Where is all the support :shrug: especially my close friend, dont get me wrong she is fab but she just had her 3rd baby in oct, she was aloud one week after due date to go into labour then she was booked in for a section. She wasnt really bothered if she had to have a 3rd section so didnt fight for it, she is one of these people that think doctors know everything and believes that every decisions they make are always for the best! so cut a long story she had the section and recovered quickly but she keeps making comments saying well your going to end up with one or its really dangerous trying to vbac and youd never forgive yourself if anything happened eh, most important thing is that you keep that baby safe. I know its because she cares but she didnt bother having the section, i really would but she makes me feel sometimes that iam being selfish wanting to vbac and possibly putting baby in danger.:dohh:

So sorry for the long rant, its just good to be able to say it to people who really understand how i feel :hugs::hugs::hugs:
 
Just watched this weeks OBEM and I've burst into tears four times now! It may be due to having my Implant out on tuesday but I'm so emotional I dont really know what to do with my self, I go through so many feelings watching other women give birth naturally I just get so upset because I know one way or another I'm going to be forced to lay don and have my child cut out of me again, suffer with the pain of a section AGAIN get and infection or several AGAIN and I dont want to, but I want another child..... why does it have to be this way for me :cry: My DH has left the room I dont think he knows what to say, he just says "its just something you have to go through" is it?? I'm sick of it, it's seriously putting me off and that's awful I want my children to have siblings, I'm sorry for this rant its just :cry: I dont know what to do or how to feel......... I'm not naive to the pain of labour Ive done it, for a LOOOONG time and its fine, it hurts yeah. But laying in a bed cut open tubes everywhere, not being able to move and your baby is screaming for your breast and having to rely on an overworked MW to hand the baby to you hurts too.
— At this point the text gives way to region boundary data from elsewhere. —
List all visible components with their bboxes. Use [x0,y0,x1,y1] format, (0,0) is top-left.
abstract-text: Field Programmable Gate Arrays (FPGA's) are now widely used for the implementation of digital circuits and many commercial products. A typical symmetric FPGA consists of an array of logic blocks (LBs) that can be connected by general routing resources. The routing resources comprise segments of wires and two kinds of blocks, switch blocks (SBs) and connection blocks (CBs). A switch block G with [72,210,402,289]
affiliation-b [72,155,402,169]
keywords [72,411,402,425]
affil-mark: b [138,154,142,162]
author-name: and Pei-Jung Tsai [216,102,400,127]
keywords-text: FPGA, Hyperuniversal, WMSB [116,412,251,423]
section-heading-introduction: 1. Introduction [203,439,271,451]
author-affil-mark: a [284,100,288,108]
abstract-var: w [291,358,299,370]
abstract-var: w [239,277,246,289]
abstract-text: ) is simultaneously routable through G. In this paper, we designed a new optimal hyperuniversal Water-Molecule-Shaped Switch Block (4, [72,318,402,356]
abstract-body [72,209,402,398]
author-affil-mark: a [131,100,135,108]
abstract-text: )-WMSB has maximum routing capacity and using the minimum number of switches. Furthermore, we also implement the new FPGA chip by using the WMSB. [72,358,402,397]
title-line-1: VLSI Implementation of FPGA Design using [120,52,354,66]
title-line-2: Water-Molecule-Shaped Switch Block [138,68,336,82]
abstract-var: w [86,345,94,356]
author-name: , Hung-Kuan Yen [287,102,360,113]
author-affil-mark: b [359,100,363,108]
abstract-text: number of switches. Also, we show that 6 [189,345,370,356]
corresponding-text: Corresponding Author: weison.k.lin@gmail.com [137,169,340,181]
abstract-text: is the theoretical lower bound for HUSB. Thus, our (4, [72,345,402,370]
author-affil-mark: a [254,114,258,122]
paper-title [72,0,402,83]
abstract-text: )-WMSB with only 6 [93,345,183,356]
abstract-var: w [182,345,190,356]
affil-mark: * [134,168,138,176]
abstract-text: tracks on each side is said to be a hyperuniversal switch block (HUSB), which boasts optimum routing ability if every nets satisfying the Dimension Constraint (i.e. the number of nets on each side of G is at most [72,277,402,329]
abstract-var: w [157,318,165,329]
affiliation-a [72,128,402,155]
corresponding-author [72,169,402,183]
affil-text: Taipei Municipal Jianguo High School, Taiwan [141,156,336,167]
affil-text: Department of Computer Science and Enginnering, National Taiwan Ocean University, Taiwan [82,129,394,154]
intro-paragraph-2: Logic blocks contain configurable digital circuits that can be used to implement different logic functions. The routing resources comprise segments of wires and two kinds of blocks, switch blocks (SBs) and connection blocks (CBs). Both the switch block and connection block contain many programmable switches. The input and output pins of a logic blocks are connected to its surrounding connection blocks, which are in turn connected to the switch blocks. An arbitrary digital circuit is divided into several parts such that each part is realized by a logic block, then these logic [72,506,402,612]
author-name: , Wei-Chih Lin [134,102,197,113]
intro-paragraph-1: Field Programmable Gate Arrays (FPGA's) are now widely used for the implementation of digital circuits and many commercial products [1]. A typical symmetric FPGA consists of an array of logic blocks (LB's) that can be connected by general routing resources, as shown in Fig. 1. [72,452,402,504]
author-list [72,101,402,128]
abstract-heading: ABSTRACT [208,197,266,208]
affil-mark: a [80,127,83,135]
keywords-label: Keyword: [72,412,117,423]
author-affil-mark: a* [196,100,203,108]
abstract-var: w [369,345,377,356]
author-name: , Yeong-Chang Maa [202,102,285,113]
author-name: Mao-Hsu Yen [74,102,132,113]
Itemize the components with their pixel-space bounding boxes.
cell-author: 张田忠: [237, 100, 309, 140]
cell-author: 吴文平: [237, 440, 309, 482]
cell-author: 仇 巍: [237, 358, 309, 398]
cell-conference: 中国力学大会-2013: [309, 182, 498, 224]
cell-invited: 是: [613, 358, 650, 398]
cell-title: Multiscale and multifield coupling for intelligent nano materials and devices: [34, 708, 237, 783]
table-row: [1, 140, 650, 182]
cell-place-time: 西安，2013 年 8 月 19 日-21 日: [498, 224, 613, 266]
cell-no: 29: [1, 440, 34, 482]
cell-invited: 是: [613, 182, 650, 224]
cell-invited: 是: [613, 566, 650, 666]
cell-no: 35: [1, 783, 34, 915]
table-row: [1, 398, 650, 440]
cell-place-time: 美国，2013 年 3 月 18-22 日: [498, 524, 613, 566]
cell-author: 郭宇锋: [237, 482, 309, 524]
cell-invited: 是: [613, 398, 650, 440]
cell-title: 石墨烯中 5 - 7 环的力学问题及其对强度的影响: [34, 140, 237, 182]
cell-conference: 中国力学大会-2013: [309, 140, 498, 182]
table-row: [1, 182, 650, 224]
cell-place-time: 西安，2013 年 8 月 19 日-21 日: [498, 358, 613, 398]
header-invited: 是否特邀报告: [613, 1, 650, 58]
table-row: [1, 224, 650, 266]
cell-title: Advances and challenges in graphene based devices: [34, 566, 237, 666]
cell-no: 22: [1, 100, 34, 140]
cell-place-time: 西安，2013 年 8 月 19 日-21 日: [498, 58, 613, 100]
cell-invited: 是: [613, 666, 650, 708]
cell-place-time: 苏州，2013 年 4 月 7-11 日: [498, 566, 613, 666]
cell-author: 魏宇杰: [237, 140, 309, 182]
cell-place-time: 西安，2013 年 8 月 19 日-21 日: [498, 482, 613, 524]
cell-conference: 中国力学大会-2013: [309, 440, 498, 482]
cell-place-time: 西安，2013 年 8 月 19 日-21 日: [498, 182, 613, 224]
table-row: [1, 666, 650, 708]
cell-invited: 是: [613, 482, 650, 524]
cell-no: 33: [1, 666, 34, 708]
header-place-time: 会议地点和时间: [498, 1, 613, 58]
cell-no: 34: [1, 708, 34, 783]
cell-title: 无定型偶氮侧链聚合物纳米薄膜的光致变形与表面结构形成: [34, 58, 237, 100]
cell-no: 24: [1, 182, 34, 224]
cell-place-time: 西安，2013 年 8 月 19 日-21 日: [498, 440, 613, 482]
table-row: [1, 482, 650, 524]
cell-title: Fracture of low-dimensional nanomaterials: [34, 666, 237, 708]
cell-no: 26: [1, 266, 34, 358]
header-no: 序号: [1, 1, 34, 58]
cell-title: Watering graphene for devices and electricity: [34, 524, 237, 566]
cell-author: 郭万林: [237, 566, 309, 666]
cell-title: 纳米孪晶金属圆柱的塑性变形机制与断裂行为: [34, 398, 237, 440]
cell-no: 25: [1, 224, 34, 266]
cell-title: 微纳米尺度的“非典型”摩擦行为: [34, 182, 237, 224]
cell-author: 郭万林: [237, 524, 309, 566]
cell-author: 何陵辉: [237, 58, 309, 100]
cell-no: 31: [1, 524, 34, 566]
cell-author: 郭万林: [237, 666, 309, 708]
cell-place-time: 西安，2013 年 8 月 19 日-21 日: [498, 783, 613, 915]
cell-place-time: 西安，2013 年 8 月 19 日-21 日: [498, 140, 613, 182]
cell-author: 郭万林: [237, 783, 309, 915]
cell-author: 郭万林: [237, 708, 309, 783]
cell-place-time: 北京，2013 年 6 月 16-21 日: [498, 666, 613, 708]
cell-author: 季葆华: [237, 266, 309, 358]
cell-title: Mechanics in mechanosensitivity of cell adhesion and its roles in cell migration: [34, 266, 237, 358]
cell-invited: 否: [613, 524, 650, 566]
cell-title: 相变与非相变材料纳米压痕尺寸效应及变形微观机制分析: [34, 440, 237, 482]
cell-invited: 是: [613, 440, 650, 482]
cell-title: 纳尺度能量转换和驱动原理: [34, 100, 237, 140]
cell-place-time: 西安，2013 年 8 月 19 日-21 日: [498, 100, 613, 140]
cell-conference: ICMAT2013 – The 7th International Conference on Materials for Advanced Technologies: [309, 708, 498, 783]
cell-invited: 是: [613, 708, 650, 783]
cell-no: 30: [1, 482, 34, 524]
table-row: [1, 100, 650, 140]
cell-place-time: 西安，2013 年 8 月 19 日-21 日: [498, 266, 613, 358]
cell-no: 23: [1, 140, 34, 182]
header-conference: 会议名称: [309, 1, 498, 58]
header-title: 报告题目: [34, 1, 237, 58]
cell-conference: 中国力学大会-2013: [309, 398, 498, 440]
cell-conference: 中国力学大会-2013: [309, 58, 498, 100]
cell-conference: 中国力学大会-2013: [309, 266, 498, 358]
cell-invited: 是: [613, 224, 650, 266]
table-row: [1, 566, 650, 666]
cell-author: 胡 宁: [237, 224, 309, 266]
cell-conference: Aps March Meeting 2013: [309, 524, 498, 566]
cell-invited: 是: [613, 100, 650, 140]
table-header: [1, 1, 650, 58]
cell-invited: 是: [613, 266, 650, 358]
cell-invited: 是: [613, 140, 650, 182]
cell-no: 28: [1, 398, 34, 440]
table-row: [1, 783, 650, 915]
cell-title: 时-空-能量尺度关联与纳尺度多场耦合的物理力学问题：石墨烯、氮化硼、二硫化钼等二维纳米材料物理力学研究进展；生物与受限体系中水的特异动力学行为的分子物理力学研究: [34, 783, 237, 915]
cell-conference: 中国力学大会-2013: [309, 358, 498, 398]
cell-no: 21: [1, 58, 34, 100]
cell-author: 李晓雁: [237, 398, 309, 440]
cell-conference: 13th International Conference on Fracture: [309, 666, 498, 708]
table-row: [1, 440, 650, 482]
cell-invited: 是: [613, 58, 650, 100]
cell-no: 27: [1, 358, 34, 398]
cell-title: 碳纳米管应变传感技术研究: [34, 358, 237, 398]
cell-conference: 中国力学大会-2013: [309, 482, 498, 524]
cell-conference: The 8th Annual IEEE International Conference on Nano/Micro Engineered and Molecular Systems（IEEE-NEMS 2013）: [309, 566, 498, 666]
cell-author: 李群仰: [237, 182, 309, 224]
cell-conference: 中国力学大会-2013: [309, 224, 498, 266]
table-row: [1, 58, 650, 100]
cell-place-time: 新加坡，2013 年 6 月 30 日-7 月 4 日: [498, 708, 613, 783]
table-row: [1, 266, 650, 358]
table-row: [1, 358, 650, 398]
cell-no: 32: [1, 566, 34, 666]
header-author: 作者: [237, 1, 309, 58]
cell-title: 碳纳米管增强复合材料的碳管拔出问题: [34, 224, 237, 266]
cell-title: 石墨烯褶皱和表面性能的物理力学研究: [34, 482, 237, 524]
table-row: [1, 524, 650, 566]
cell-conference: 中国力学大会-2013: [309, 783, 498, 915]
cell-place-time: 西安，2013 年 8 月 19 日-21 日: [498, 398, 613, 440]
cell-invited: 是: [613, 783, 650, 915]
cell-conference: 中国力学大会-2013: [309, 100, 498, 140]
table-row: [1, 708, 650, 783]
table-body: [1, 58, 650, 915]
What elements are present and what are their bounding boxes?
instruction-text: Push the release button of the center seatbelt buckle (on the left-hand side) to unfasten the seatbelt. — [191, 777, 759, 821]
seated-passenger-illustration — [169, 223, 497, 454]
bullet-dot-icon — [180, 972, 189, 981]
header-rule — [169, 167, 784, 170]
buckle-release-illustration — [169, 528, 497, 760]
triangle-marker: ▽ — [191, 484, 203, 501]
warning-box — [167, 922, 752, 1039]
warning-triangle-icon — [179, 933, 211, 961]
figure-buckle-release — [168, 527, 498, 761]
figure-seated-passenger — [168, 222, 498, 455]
It all boils down to the fact I'm EXTREMELY independent, strong and proud and this whole c-section thing because I "cant" give birth kills me. It's embarrassing.
 
hello heavyheart :hug: seems were along the same lines I know I'm going to be met with constant battles along the way and it is getting to me and I havn't even started trying yet I don't know what to suggest but I understand your frustration :hug:
 
I wont watch birthing programs now because I know I'll shout at the telly and bawl my eyes out I just cant do it.

Heavyheart, it is tough making the decision to VBAC when all around you are iffy about it, but remember it is only your decision and your decision only, you know what you need and what you want, you know you can do it and do it well no matter how it turns out, no one can do it for you so go with what feels right.

If people keep asking just say we'll see how things go, dont try and garner their support, you only need to the support of your care team and a birth partner (I didnt even really have that - I realised I could only count on me and I DID IT!!!)

You'll have loads of wobbles yet missus, it is normal and to be expected.